There is something about looking into each other’s eyes. The heart races, pupils dilate, breathing gets moist and the hands clammy. The loosening of the pupils is an obvious sign of affection. But this is not about romance, I am trying to focus only on the eyes. Specifically, the black pool in the centre of the iris, that spreads open in the dark - the pupil.
It is not only us, dogs drool and get wide eyed too. Large predators like lions, wolves, dogs and us, who kill higher off the ground, have circular pupils.
But have you ever looked into the eyes of a cat, really close? Or that of a goat?
A cat’s pupils sharpen into a thin vertical slit. The black holes in a goat’s eye are wide and flat. Goats need a broad vision to watch out for meat-eaters, so it is horizontal for them. Cats need to focus in low light to pounce on prey.
The hunter and the hunted see things differently. It helps them survive.

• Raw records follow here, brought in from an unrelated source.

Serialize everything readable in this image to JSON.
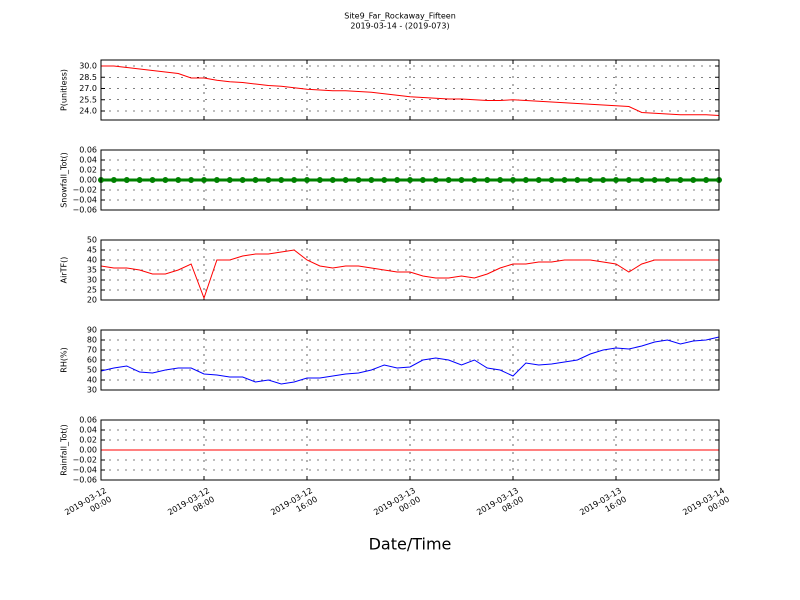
{
  "chart_data": [
    {
      "type": "line",
      "title": "Site9_Far_Rockaway_Fifteen",
      "subtitle": "2019-03-14 - (2019-073)",
      "y_label": "P(unitless)",
      "xlim": [
        "2019-03-12 00:00",
        "2019-03-14 00:00"
      ],
      "ylim": [
        22.8,
        30.8
      ],
      "yticks": [
        {
          "value": 30,
          "label": "30.0"
        },
        28.5,
        {
          "value": 27,
          "label": "27.0"
        },
        25.5,
        {
          "value": 24,
          "label": "24.0"
        }
      ],
      "grid": true,
      "x": [
        "2019-03-12 00:00",
        "2019-03-12 01:00",
        "2019-03-12 02:00",
        "2019-03-12 03:00",
        "2019-03-12 04:00",
        "2019-03-12 05:00",
        "2019-03-12 06:00",
        "2019-03-12 07:00",
        "2019-03-12 08:00",
        "2019-03-12 09:00",
        "2019-03-12 10:00",
        "2019-03-12 11:00",
        "2019-03-12 12:00",
        "2019-03-12 13:00",
        "2019-03-12 14:00",
        "2019-03-12 15:00",
        "2019-03-12 16:00",
        "2019-03-12 17:00",
        "2019-03-12 18:00",
        "2019-03-12 19:00",
        "2019-03-12 20:00",
        "2019-03-12 21:00",
        "2019-03-12 22:00",
        "2019-03-12 23:00",
        "2019-03-13 00:00",
        "2019-03-13 01:00",
        "2019-03-13 02:00",
        "2019-03-13 03:00",
        "2019-03-13 04:00",
        "2019-03-13 05:00",
        "2019-03-13 06:00",
        "2019-03-13 07:00",
        "2019-03-13 08:00",
        "2019-03-13 09:00",
        "2019-03-13 10:00",
        "2019-03-13 11:00",
        "2019-03-13 12:00",
        "2019-03-13 13:00",
        "2019-03-13 14:00",
        "2019-03-13 15:00",
        "2019-03-13 16:00",
        "2019-03-13 17:00",
        "2019-03-13 18:00",
        "2019-03-13 19:00",
        "2019-03-13 20:00",
        "2019-03-13 21:00",
        "2019-03-13 22:00",
        "2019-03-13 23:00",
        "2019-03-14 00:00"
      ],
      "series": [
        {
          "color": "#ff0000",
          "values": [
            30.0,
            30.0,
            29.8,
            29.6,
            29.4,
            29.2,
            29.0,
            28.4,
            28.4,
            28.1,
            27.9,
            27.8,
            27.6,
            27.4,
            27.3,
            27.1,
            26.9,
            26.8,
            26.7,
            26.7,
            26.6,
            26.5,
            26.3,
            26.1,
            25.9,
            25.8,
            25.7,
            25.6,
            25.6,
            25.5,
            25.4,
            25.4,
            25.5,
            25.4,
            25.3,
            25.2,
            25.1,
            25.0,
            24.9,
            24.8,
            24.7,
            24.6,
            23.8,
            23.7,
            23.6,
            23.5,
            23.5,
            23.5,
            23.4
          ]
        }
      ]
    },
    {
      "type": "line",
      "y_label": "Snowfall_Tot()",
      "xlim": [
        "2019-03-12 00:00",
        "2019-03-14 00:00"
      ],
      "ylim": [
        -0.06,
        0.06
      ],
      "yticks": [
        0.06,
        0.04,
        0.02,
        {
          "value": 0,
          "label": "0.00"
        },
        {
          "value": -0.02,
          "label": "−0.02"
        },
        {
          "value": -0.04,
          "label": "−0.04"
        },
        {
          "value": -0.06,
          "label": "−0.06"
        }
      ],
      "grid": true,
      "x": [
        "2019-03-12 00:00",
        "2019-03-12 01:00",
        "2019-03-12 02:00",
        "2019-03-12 03:00",
        "2019-03-12 04:00",
        "2019-03-12 05:00",
        "2019-03-12 06:00",
        "2019-03-12 07:00",
        "2019-03-12 08:00",
        "2019-03-12 09:00",
        "2019-03-12 10:00",
        "2019-03-12 11:00",
        "2019-03-12 12:00",
        "2019-03-12 13:00",
        "2019-03-12 14:00",
        "2019-03-12 15:00",
        "2019-03-12 16:00",
        "2019-03-12 17:00",
        "2019-03-12 18:00",
        "2019-03-12 19:00",
        "2019-03-12 20:00",
        "2019-03-12 21:00",
        "2019-03-12 22:00",
        "2019-03-12 23:00",
        "2019-03-13 00:00",
        "2019-03-13 01:00",
        "2019-03-13 02:00",
        "2019-03-13 03:00",
        "2019-03-13 04:00",
        "2019-03-13 05:00",
        "2019-03-13 06:00",
        "2019-03-13 07:00",
        "2019-03-13 08:00",
        "2019-03-13 09:00",
        "2019-03-13 10:00",
        "2019-03-13 11:00",
        "2019-03-13 12:00",
        "2019-03-13 13:00",
        "2019-03-13 14:00",
        "2019-03-13 15:00",
        "2019-03-13 16:00",
        "2019-03-13 17:00",
        "2019-03-13 18:00",
        "2019-03-13 19:00",
        "2019-03-13 20:00",
        "2019-03-13 21:00",
        "2019-03-13 22:00",
        "2019-03-13 23:00",
        "2019-03-14 00:00"
      ],
      "series": [
        {
          "color": "#008000",
          "marker": "o",
          "values": [
            0,
            0,
            0,
            0,
            0,
            0,
            0,
            0,
            0,
            0,
            0,
            0,
            0,
            0,
            0,
            0,
            0,
            0,
            0,
            0,
            0,
            0,
            0,
            0,
            0,
            0,
            0,
            0,
            0,
            0,
            0,
            0,
            0,
            0,
            0,
            0,
            0,
            0,
            0,
            0,
            0,
            0,
            0,
            0,
            0,
            0,
            0,
            0,
            0
          ]
        }
      ]
    },
    {
      "type": "line",
      "y_label": "AirTF()",
      "xlim": [
        "2019-03-12 00:00",
        "2019-03-14 00:00"
      ],
      "ylim": [
        20,
        50
      ],
      "yticks": [
        50,
        45,
        40,
        35,
        30,
        25,
        20
      ],
      "grid": true,
      "x": [
        "2019-03-12 00:00",
        "2019-03-12 01:00",
        "2019-03-12 02:00",
        "2019-03-12 03:00",
        "2019-03-12 04:00",
        "2019-03-12 05:00",
        "2019-03-12 06:00",
        "2019-03-12 07:00",
        "2019-03-12 08:00",
        "2019-03-12 09:00",
        "2019-03-12 10:00",
        "2019-03-12 11:00",
        "2019-03-12 12:00",
        "2019-03-12 13:00",
        "2019-03-12 14:00",
        "2019-03-12 15:00",
        "2019-03-12 16:00",
        "2019-03-12 17:00",
        "2019-03-12 18:00",
        "2019-03-12 19:00",
        "2019-03-12 20:00",
        "2019-03-12 21:00",
        "2019-03-12 22:00",
        "2019-03-12 23:00",
        "2019-03-13 00:00",
        "2019-03-13 01:00",
        "2019-03-13 02:00",
        "2019-03-13 03:00",
        "2019-03-13 04:00",
        "2019-03-13 05:00",
        "2019-03-13 06:00",
        "2019-03-13 07:00",
        "2019-03-13 08:00",
        "2019-03-13 09:00",
        "2019-03-13 10:00",
        "2019-03-13 11:00",
        "2019-03-13 12:00",
        "2019-03-13 13:00",
        "2019-03-13 14:00",
        "2019-03-13 15:00",
        "2019-03-13 16:00",
        "2019-03-13 17:00",
        "2019-03-13 18:00",
        "2019-03-13 19:00",
        "2019-03-13 20:00",
        "2019-03-13 21:00",
        "2019-03-13 22:00",
        "2019-03-13 23:00",
        "2019-03-14 00:00"
      ],
      "series": [
        {
          "color": "#ff0000",
          "values": [
            37,
            36,
            36,
            35,
            33,
            33,
            35,
            38,
            21,
            40,
            40,
            42,
            43,
            43,
            44,
            45,
            40,
            37,
            36,
            37,
            37,
            36,
            35,
            34,
            34,
            32,
            31,
            31,
            32,
            31,
            33,
            36,
            38,
            38,
            39,
            39,
            40,
            40,
            40,
            39,
            38,
            34,
            38,
            40,
            40,
            40,
            40,
            40,
            40
          ]
        }
      ]
    },
    {
      "type": "line",
      "y_label": "RH(%)",
      "xlim": [
        "2019-03-12 00:00",
        "2019-03-14 00:00"
      ],
      "ylim": [
        30,
        90
      ],
      "yticks": [
        90,
        80,
        70,
        60,
        50,
        40,
        30
      ],
      "grid": true,
      "x": [
        "2019-03-12 00:00",
        "2019-03-12 01:00",
        "2019-03-12 02:00",
        "2019-03-12 03:00",
        "2019-03-12 04:00",
        "2019-03-12 05:00",
        "2019-03-12 06:00",
        "2019-03-12 07:00",
        "2019-03-12 08:00",
        "2019-03-12 09:00",
        "2019-03-12 10:00",
        "2019-03-12 11:00",
        "2019-03-12 12:00",
        "2019-03-12 13:00",
        "2019-03-12 14:00",
        "2019-03-12 15:00",
        "2019-03-12 16:00",
        "2019-03-12 17:00",
        "2019-03-12 18:00",
        "2019-03-12 19:00",
        "2019-03-12 20:00",
        "2019-03-12 21:00",
        "2019-03-12 22:00",
        "2019-03-12 23:00",
        "2019-03-13 00:00",
        "2019-03-13 01:00",
        "2019-03-13 02:00",
        "2019-03-13 03:00",
        "2019-03-13 04:00",
        "2019-03-13 05:00",
        "2019-03-13 06:00",
        "2019-03-13 07:00",
        "2019-03-13 08:00",
        "2019-03-13 09:00",
        "2019-03-13 10:00",
        "2019-03-13 11:00",
        "2019-03-13 12:00",
        "2019-03-13 13:00",
        "2019-03-13 14:00",
        "2019-03-13 15:00",
        "2019-03-13 16:00",
        "2019-03-13 17:00",
        "2019-03-13 18:00",
        "2019-03-13 19:00",
        "2019-03-13 20:00",
        "2019-03-13 21:00",
        "2019-03-13 22:00",
        "2019-03-13 23:00",
        "2019-03-14 00:00"
      ],
      "series": [
        {
          "color": "#0000ff",
          "values": [
            49,
            52,
            54,
            48,
            47,
            50,
            52,
            52,
            46,
            45,
            43,
            43,
            38,
            40,
            36,
            38,
            42,
            42,
            44,
            46,
            47,
            50,
            55,
            52,
            53,
            60,
            62,
            60,
            55,
            60,
            52,
            50,
            44,
            57,
            55,
            56,
            58,
            60,
            66,
            70,
            72,
            71,
            74,
            78,
            80,
            76,
            79,
            80,
            83
          ]
        }
      ]
    },
    {
      "type": "line",
      "y_label": "Rainfall_Tot()",
      "x_label": "Date/Time",
      "xlim": [
        "2019-03-12 00:00",
        "2019-03-14 00:00"
      ],
      "xticks": [
        {
          "value": "2019-03-12 00:00",
          "label": "2019-03-12\n00:00"
        },
        {
          "value": "2019-03-12 08:00",
          "label": "2019-03-12\n08:00"
        },
        {
          "value": "2019-03-12 16:00",
          "label": "2019-03-12\n16:00"
        },
        {
          "value": "2019-03-13 00:00",
          "label": "2019-03-13\n00:00"
        },
        {
          "value": "2019-03-13 08:00",
          "label": "2019-03-13\n08:00"
        },
        {
          "value": "2019-03-13 16:00",
          "label": "2019-03-13\n16:00"
        },
        {
          "value": "2019-03-14 00:00",
          "label": "2019-03-14\n00:00"
        }
      ],
      "ylim": [
        -0.06,
        0.06
      ],
      "yticks": [
        0.06,
        0.04,
        0.02,
        {
          "value": 0,
          "label": "0.00"
        },
        {
          "value": -0.02,
          "label": "−0.02"
        },
        {
          "value": -0.04,
          "label": "−0.04"
        },
        {
          "value": -0.06,
          "label": "−0.06"
        }
      ],
      "grid": true,
      "x": [
        "2019-03-12 00:00",
        "2019-03-12 01:00",
        "2019-03-12 02:00",
        "2019-03-12 03:00",
        "2019-03-12 04:00",
        "2019-03-12 05:00",
        "2019-03-12 06:00",
        "2019-03-12 07:00",
        "2019-03-12 08:00",
        "2019-03-12 09:00",
        "2019-03-12 10:00",
        "2019-03-12 11:00",
        "2019-03-12 12:00",
        "2019-03-12 13:00",
        "2019-03-12 14:00",
        "2019-03-12 15:00",
        "2019-03-12 16:00",
        "2019-03-12 17:00",
        "2019-03-12 18:00",
        "2019-03-12 19:00",
        "2019-03-12 20:00",
        "2019-03-12 21:00",
        "2019-03-12 22:00",
        "2019-03-12 23:00",
        "2019-03-13 00:00",
        "2019-03-13 01:00",
        "2019-03-13 02:00",
        "2019-03-13 03:00",
        "2019-03-13 04:00",
        "2019-03-13 05:00",
        "2019-03-13 06:00",
        "2019-03-13 07:00",
        "2019-03-13 08:00",
        "2019-03-13 09:00",
        "2019-03-13 10:00",
        "2019-03-13 11:00",
        "2019-03-13 12:00",
        "2019-03-13 13:00",
        "2019-03-13 14:00",
        "2019-03-13 15:00",
        "2019-03-13 16:00",
        "2019-03-13 17:00",
        "2019-03-13 18:00",
        "2019-03-13 19:00",
        "2019-03-13 20:00",
        "2019-03-13 21:00",
        "2019-03-13 22:00",
        "2019-03-13 23:00",
        "2019-03-14 00:00"
      ],
      "series": [
        {
          "color": "#ff0000",
          "values": [
            0,
            0,
            0,
            0,
            0,
            0,
            0,
            0,
            0,
            0,
            0,
            0,
            0,
            0,
            0,
            0,
            0,
            0,
            0,
            0,
            0,
            0,
            0,
            0,
            0,
            0,
            0,
            0,
            0,
            0,
            0,
            0,
            0,
            0,
            0,
            0,
            0,
            0,
            0,
            0,
            0,
            0,
            0,
            0,
            0,
            0,
            0,
            0,
            0
          ]
        }
      ]
    }
  ]
}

The animal kingdom has all kind of eyes. Catfish and stingrays have moon shaped pupils, like a crescent, that reduces the distortion of light in their watery homes. Insects have thousands of photoreceptor cells glued together, like mosaic, instead of what we’d call a normal eye. Spiders can have up to eight eyes, and still not be able to see clearly (blissfully unaware). Frogs are cute, some of them have heart shaped pupils, perhaps that is why one got kissed by a princess. And the sneaky cuttlefish takes the prize, it has W shaped pupils, very funky, to keep balance when light is uneven deep down below.
There are so many other wonderfully weird examples. The shape of the pupil can alter perception. This is true for animals. But what about us?
Each one of us has an identical circle in the middle of our eye, and it is the same world that surrounds us. But somehow, we see things differently.
“There are no facts, only interpretations.”